The trail would not include certain important information: that Arianna had lied, backstabbed and schmoozed her way into her current position as his boss; that she was extremely threatened by Dom and didn’t want him around to expose her or show her up; and that she’d deliberately picked a fight with him so she could get him some “help” for his “negative attitude” and “tendencies toward insubordination.”
He shouldn’t have fallen for her tricks. Damn it, he knew better. What had gotten into him? Why had he let her anger him? And why hadn’t he made sure someone else was in the room during the entire standoff?
The only blessing Dom could count was that Arianna-the-piranha hadn’t accused him of sexual harassment.

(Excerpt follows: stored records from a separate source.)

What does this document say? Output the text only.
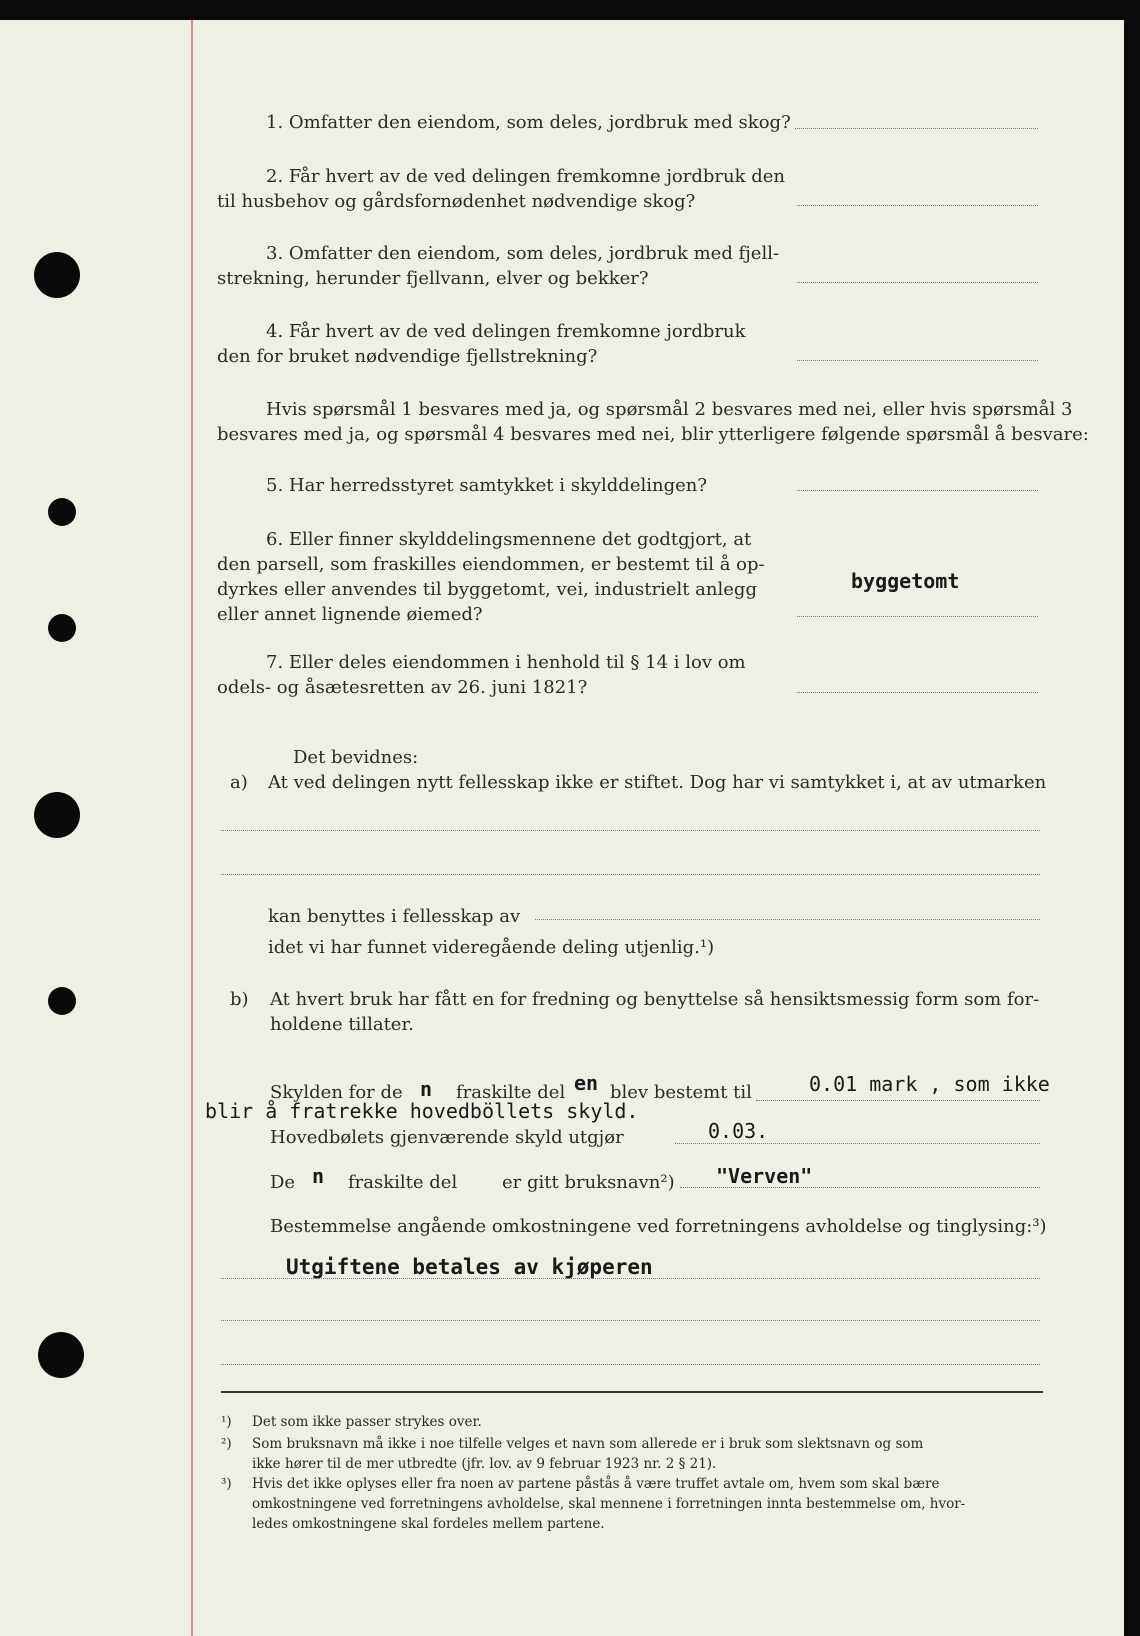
1. Omfatter den eiendom, som deles, jordbruk med skog?
2. Får hvert av de ved delingen fremkomne jordbruk den
til husbehov og gårdsfornødenhet nødvendige skog?
3. Omfatter den eiendom, som deles, jordbruk med fjell-
strekning, herunder fjellvann, elver og bekker?
4. Får hvert av de ved delingen fremkomne jordbruk
den for bruket nødvendige fjellstrekning?
Hvis spørsmål 1 besvares med ja, og spørsmål 2 besvares med nei, eller hvis spørsmål 3
besvares med ja, og spørsmål 4 besvares med nei, blir ytterligere følgende spørsmål å besvare:
5. Har herredsstyret samtykket i skylddelingen?
6. Eller finner skylddelingsmennene det godtgjort, at
den parsell, som fraskilles eiendommen, er bestemt til å op-
dyrkes eller anvendes til byggetomt, vei, industrielt anlegg
eller annet lignende øiemed?
byggetomt
7. Eller deles eiendommen i henhold til § 14 i lov om
odels- og åsætesretten av 26. juni 1821?
Det bevidnes:
a) At ved delingen nytt fellesskap ikke er stiftet. Dog har vi samtykket i, at av utmarken
kan benyttes i fellesskap av
idet vi har funnet videregående deling utjenlig.¹)
b) At hvert bruk har fått en for fredning og benyttelse så hensiktsmessig form som for-
holdene tillater.
Skylden for de n fraskilte del en blev bestemt til	0.01 mark , som ikke
blir å fratrekke hovedböllets skyld.
Hovedbølets gjenværende skyld utgjør	0.03.
De n fraskilte del er gitt bruksnavn²) "Verven"
Bestemmelse angående omkostningene ved forretningens avholdelse og tinglysing:³)
Utgiftene betales av kjøperen
¹) Det som ikke passer strykes over.
²) Som bruksnavn må ikke i noe tilfelle velges et navn som allerede er i bruk som slektsnavn og som
ikke hører til de mer utbredte (jfr. lov. av 9 februar 1923 nr. 2 § 21).
³) Hvis det ikke oplyses eller fra noen av partene påstås å være truffet avtale om, hvem som skal bære
omkostningene ved forretningens avholdelse, skal mennene i forretningen innta bestemmelse om, hvor-
ledes omkostningene skal fordeles mellem partene.
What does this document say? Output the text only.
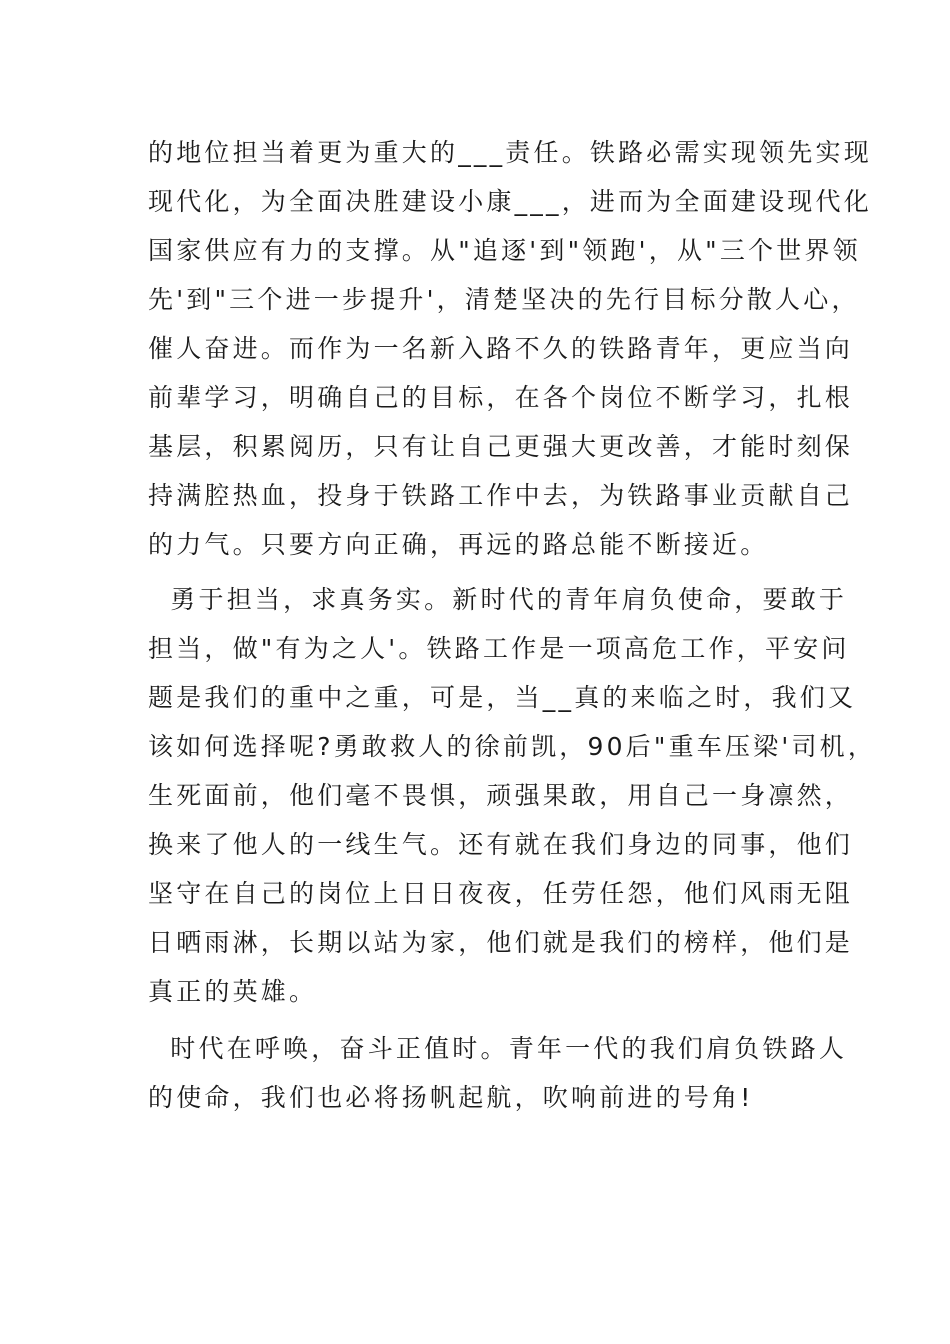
的地位担当着更为重大的___责任。铁路必需实现领先实现
现代化，为全面决胜建设小康___，进而为全面建设现代化
国家供应有力的支撑。从"追逐'到"领跑'，从"三个世界领
先'到"三个进一步提升'，清楚坚决的先行目标分散人心，
催人奋进。而作为一名新入路不久的铁路青年，更应当向
前辈学习，明确自己的目标，在各个岗位不断学习，扎根
基层，积累阅历，只有让自己更强大更改善，才能时刻保
持满腔热血，投身于铁路工作中去，为铁路事业贡献自己
的力气。只要方向正确，再远的路总能不断接近。
勇于担当，求真务实。新时代的青年肩负使命，要敢于
担当，做"有为之人'。铁路工作是一项高危工作，平安问
题是我们的重中之重，可是，当__真的来临之时，我们又
该如何选择呢?勇敢救人的徐前凯，90后"重车压梁'司机，
生死面前，他们毫不畏惧，顽强果敢，用自己一身凛然，
换来了他人的一线生气。还有就在我们身边的同事，他们
坚守在自己的岗位上日日夜夜，任劳任怨，他们风雨无阻
日晒雨淋，长期以站为家，他们就是我们的榜样，他们是
真正的英雄。
时代在呼唤，奋斗正值时。青年一代的我们肩负铁路人
的使命，我们也必将扬帆起航，吹响前进的号角!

Still, he was here in Jane O’Toole’s office to be evaluated—probably to commence “sensitivity training,” anger management and who knew what else. General kowtowing, he supposed.
In the meantime, he had a market analysis due, the regulators breathing down his neck and the licensing agreements to sign off on. Arianna would be nosing around every step of the way, erasing the dots from his i’s and smudging the crosses on his t’s. Anything she could use to trump up a case against him—she’d latch on to it with those flesh-eating fangs of hers.
Dom realized that Jane O’Toole was saying something to him. “What?” he asked gruffly. “I didn’t catch that.”